ロッカはリューグの様子を気にするふうもなく、そのまま喋り続ける。
「ってことで、手でもつながないか?」
「ばっバカか!!誰がそんなこと」
リューグはハッと我に返って、プイと顔を背ける。
ロッカの提案をあっけなく却下したリューグは、1人でスタスタと歩いていってしまった。
しかし、しばらくして後ろを振り返ると、そこには目に見えて落ち込んでいるロッカの姿を見つける。
そんなロッカに苛立ちを覚えつつも、進行方向を変え、彼のほうへと歩き出した。
「たっく、このクソ兄貴が」
俯いていたところに、リューグの不機嫌な声が聞こえたかと思ったら、なにか強い力に引っ張られる。
ロッカがそれがリューグだと気づくまでに、ゆうに数十秒はかかっただろう。
「リュッ、リューグ!?」
「うるせぇ、何も言うな!!」
リューグは、しっかりとロッカの手を握ると、足早に歩き始めた。ロッカからは、リューグの後姿しか見えなかったが、それでもリューグが赤くなっているのがはっきりとわかる。
「ありがと、リューグ」
聞こえるか、聞こえないかのギリギリの声でそういうと、つないでいる手が離れてしまわないように、ロッカも足早に歩き始めた。
こうして、さまざまなドラマをうんで終わりを告げた肝試し大会だったが、誰も知ることのない真実が隠されていた――
後日談―
「今回の肝試しは、大成功だったみたいですね」
「ああ、君のおかげだよ。
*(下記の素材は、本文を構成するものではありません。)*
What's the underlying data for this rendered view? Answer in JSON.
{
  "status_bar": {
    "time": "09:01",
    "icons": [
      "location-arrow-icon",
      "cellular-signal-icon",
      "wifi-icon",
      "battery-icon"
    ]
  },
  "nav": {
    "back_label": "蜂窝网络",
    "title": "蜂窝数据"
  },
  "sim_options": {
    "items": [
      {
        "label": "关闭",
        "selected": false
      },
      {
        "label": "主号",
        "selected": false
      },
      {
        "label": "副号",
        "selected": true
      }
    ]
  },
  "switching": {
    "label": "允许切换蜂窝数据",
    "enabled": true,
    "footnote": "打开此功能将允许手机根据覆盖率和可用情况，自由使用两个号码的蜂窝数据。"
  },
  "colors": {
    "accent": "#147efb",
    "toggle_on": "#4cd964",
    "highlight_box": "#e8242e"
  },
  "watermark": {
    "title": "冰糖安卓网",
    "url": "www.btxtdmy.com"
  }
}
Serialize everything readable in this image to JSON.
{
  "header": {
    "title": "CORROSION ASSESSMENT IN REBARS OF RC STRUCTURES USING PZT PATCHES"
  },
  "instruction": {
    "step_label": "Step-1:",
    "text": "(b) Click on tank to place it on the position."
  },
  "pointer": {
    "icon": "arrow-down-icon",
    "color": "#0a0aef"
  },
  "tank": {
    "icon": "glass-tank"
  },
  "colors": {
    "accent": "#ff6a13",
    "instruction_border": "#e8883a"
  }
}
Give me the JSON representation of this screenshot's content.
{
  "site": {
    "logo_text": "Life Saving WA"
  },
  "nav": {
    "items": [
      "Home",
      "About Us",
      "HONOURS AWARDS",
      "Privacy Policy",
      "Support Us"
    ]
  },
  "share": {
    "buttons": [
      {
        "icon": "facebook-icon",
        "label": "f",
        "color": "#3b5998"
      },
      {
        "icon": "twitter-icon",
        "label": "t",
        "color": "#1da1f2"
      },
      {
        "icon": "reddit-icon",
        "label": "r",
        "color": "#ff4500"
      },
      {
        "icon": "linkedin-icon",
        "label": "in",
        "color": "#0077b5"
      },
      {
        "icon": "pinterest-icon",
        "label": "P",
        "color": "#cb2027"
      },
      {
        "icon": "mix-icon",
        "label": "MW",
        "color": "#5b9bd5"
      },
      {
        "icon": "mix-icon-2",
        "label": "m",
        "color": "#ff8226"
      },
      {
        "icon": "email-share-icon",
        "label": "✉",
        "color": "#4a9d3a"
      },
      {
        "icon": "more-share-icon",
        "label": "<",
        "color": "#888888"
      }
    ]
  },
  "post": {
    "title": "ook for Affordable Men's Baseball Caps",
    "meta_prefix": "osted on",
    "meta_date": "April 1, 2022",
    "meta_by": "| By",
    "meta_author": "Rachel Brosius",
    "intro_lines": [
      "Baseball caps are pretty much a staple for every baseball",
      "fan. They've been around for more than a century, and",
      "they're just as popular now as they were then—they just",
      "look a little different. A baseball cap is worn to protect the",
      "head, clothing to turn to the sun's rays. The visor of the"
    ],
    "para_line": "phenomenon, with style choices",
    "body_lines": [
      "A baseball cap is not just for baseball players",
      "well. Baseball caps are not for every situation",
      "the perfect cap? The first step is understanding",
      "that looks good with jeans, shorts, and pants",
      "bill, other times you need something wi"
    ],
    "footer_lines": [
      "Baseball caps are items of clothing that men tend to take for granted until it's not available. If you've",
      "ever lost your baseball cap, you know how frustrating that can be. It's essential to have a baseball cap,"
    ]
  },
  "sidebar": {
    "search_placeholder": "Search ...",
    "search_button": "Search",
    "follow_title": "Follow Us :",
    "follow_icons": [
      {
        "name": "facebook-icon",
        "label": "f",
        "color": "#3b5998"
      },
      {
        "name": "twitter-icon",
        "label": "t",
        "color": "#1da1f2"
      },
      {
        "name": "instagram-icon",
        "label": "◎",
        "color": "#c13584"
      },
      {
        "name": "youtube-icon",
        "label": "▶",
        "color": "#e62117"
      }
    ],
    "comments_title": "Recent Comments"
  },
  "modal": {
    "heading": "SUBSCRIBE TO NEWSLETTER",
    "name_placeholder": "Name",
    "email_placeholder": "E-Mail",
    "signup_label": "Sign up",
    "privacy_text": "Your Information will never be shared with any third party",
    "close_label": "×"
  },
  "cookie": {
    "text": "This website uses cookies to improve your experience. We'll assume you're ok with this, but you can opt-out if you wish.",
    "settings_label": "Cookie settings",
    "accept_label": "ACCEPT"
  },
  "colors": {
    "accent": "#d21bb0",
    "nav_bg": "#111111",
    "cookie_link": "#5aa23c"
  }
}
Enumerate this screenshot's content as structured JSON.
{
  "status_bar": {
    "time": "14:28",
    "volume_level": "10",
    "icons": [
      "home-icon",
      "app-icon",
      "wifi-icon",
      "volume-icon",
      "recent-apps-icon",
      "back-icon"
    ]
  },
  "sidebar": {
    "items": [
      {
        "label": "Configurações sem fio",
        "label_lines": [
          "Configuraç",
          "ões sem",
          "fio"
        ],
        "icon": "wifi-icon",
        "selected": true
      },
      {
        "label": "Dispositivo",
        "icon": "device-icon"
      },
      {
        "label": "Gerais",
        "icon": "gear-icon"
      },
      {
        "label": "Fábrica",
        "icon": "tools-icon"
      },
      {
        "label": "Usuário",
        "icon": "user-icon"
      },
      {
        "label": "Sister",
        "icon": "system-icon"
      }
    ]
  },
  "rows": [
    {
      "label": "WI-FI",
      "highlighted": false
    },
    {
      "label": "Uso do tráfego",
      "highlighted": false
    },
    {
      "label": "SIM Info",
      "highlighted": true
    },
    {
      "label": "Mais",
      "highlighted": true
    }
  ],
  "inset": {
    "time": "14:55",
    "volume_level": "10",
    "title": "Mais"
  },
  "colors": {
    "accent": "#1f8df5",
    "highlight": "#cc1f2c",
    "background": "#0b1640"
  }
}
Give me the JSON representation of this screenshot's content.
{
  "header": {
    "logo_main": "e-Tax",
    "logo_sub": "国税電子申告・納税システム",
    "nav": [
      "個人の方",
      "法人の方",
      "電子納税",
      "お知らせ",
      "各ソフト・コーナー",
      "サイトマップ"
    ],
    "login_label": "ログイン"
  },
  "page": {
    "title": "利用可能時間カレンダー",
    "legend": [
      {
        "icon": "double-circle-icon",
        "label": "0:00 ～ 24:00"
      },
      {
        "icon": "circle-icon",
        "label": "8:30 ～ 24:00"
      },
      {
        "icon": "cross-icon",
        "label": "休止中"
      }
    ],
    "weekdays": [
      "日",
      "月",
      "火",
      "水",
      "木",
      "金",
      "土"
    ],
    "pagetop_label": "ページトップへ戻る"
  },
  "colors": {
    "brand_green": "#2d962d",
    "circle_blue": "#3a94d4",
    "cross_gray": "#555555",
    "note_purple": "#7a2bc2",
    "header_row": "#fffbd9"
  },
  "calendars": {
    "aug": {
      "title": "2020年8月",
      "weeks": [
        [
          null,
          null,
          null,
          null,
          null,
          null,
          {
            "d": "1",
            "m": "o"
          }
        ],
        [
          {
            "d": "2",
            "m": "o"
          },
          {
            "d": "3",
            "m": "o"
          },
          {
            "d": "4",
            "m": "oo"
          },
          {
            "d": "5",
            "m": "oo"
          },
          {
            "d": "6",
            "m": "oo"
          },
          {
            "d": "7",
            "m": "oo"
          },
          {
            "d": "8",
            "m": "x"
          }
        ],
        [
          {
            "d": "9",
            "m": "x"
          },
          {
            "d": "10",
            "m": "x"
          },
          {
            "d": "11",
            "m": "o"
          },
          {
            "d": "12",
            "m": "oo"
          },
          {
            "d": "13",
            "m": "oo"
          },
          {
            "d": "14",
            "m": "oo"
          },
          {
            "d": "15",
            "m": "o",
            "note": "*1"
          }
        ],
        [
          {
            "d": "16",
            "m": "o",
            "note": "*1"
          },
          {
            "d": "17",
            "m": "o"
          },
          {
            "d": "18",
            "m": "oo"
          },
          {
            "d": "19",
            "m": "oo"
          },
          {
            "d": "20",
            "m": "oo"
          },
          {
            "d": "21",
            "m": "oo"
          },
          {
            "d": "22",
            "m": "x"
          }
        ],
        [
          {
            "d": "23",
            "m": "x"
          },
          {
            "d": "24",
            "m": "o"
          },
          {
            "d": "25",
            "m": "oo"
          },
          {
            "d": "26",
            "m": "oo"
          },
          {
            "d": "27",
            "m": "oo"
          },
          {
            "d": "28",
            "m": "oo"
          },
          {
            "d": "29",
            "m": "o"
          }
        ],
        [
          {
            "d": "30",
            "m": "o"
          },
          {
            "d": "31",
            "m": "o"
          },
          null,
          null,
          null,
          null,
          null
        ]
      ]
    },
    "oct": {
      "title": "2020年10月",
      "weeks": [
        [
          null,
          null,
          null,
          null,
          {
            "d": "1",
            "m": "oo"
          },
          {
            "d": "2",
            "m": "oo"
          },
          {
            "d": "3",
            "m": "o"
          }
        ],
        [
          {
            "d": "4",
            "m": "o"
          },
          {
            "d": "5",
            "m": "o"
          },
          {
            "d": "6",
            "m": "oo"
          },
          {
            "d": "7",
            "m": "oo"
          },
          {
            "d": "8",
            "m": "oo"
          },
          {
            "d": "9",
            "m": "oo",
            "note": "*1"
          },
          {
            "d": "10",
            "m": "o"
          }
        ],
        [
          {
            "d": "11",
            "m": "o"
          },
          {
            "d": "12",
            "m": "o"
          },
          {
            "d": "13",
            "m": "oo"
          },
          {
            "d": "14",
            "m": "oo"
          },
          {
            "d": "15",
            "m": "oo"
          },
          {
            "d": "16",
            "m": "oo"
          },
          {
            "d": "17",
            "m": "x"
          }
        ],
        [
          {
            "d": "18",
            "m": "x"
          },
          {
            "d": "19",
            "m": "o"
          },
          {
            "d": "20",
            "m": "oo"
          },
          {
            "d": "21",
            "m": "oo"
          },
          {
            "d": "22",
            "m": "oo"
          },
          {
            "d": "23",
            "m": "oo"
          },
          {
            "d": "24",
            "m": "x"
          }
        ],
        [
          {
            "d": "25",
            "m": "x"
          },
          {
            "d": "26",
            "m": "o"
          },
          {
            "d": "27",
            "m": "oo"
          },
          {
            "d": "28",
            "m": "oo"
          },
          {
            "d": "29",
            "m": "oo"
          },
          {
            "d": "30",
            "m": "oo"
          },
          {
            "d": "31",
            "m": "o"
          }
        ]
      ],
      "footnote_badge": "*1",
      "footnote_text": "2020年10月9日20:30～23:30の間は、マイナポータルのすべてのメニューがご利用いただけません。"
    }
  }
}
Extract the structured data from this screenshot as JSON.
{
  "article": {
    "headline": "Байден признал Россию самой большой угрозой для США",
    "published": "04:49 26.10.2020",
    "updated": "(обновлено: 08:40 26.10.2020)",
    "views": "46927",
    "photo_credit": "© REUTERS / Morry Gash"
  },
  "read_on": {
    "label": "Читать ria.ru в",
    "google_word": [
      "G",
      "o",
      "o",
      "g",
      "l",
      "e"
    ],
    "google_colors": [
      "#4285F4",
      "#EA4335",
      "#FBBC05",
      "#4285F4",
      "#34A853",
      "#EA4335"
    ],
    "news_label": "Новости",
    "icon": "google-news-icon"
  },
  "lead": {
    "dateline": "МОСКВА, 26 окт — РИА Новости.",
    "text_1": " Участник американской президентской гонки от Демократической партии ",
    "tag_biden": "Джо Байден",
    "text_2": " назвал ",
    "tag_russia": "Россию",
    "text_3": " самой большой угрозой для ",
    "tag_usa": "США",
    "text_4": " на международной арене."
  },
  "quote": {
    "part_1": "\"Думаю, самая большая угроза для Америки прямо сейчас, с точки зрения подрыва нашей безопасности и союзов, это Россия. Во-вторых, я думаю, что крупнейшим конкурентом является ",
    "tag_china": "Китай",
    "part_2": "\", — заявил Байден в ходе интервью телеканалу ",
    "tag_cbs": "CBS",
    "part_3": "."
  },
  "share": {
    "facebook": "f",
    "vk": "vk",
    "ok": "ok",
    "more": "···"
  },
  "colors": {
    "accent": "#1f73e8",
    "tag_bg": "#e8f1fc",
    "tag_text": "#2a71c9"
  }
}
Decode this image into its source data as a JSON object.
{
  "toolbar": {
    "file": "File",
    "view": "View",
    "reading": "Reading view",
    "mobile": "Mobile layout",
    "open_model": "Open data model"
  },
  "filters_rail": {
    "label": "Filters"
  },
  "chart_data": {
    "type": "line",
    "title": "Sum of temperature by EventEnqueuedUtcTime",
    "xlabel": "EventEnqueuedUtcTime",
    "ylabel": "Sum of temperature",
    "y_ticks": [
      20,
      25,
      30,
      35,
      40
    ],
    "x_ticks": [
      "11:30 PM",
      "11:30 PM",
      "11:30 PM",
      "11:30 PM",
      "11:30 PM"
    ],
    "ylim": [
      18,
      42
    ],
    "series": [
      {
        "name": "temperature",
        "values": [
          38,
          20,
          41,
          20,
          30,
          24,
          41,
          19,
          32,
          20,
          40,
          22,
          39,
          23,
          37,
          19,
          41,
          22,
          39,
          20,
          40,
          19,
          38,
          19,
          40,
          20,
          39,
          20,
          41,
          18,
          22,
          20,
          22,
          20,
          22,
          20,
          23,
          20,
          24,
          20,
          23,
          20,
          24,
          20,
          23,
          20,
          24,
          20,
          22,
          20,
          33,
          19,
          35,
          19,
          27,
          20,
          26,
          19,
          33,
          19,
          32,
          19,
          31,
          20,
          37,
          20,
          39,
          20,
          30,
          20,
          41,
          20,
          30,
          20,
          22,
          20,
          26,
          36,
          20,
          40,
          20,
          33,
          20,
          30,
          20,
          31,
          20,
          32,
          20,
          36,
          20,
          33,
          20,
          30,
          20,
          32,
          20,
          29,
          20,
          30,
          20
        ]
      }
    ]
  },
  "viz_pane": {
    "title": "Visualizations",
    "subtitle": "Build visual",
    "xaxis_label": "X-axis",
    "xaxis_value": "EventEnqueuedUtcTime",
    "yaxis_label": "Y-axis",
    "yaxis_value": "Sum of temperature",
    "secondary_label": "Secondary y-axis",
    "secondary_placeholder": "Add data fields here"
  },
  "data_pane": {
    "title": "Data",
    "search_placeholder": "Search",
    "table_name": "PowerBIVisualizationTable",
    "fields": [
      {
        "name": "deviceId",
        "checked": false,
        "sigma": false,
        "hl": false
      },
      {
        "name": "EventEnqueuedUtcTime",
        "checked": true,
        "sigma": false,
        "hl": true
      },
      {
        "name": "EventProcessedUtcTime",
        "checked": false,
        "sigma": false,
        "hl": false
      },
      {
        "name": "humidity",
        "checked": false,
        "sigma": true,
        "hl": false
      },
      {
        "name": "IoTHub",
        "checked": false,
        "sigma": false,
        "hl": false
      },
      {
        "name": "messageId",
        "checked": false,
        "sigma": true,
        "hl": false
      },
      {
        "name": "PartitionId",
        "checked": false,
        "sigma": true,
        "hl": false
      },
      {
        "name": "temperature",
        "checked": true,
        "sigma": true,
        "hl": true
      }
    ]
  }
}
アメル」
「でも、ネスティさんがリューグを説得してくれたおかげで助かりました」
「別に、かまわんさ」
「あっ、2人とも!!そろそろ、みんなを起こさないと」
「そうだな」
「そうだね」
まだ皆が寝静まっているころ、そんな会話が森の中を飛び交っていた。
ネスティに、君はバカかと言わせたくて書き始めた話です。
最後がオチてないのはご愛嬌で(笑
初めてネスマグ書きましたが、マグナ受けもいいですね。
可愛らしくなってるといいんですが。